The $20 million biomass thermal energy endeavor is a partnership between the state and the city. It's also now about 12 percent over budget.
Officials from the Vermont Department of Building and General Services met with the Montpelier City Council Thursday to ask the city for more than $560,000 to help cover the cost overruns.
On Friday, Mayor John Hollar said, "The state has asked that we pay this amount and we have declined."
On Thursday, Michael Obuchowski, Building and General Services commissioner, told the City Council that there are several contributing factors for the cost overruns.
He said that delays in formalizing the project, floodproofing the new building and construction challenges in meeting the October 1 deadline all played a role in the increased cost.

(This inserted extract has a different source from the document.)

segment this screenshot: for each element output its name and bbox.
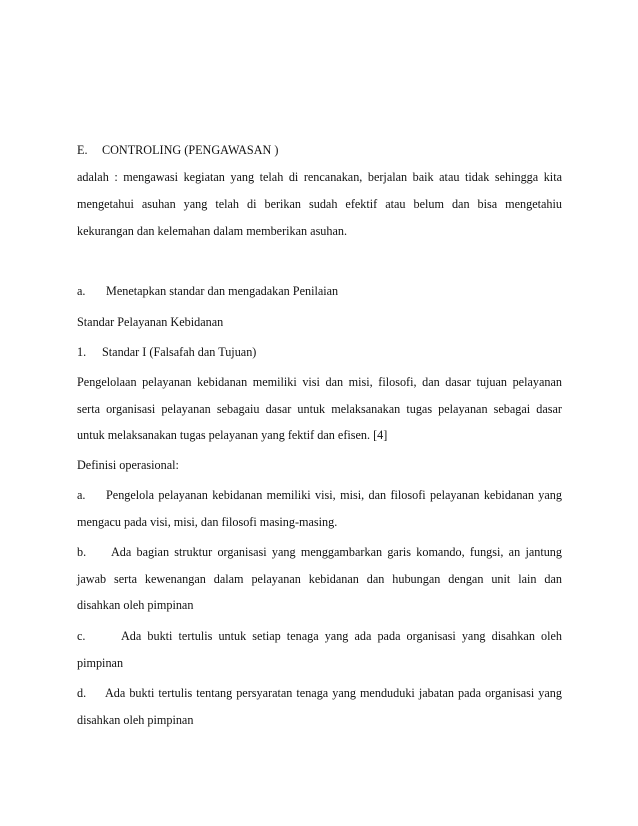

In 2011, Montpelier voters approved the district energy bond. At that time, the project schedule said construction would begin in 2012.
That didn't happen. Negotiating the contracts between the city and the state took several months longer than was planned. And then the new City Council and Mayor took over in March and didn't officially sign-off on the project until August 2012.
Now it's up to the State Legislature to cough up the extra dough.
Washington County Senator Ann Cummings said Thursday that Senator Dick Mazza, who is on the Senate Committee on Institutions, is not pleased about the overruns.
When the State Legislature authorized the original $7 million for the district energy project in 2011, Mazza wasn't jumping up and down to fund it then.
Now that the project is nearly 12.4 percent more costly, it's not a foregone conclusion that the State Legislature will pony up the $2.3 million.
The district energy power plant and distribution system are supposed to be fully operational on October 1.
City Manager William Fraser told the state on Thursday that the city's district energy customers are expecting service to begin no later than October 1.
Fraser said that the city has $3.7 million worth of commitments and $1 million has already been spent, and that funding for the project dependends on customer revenue beginning on October 1.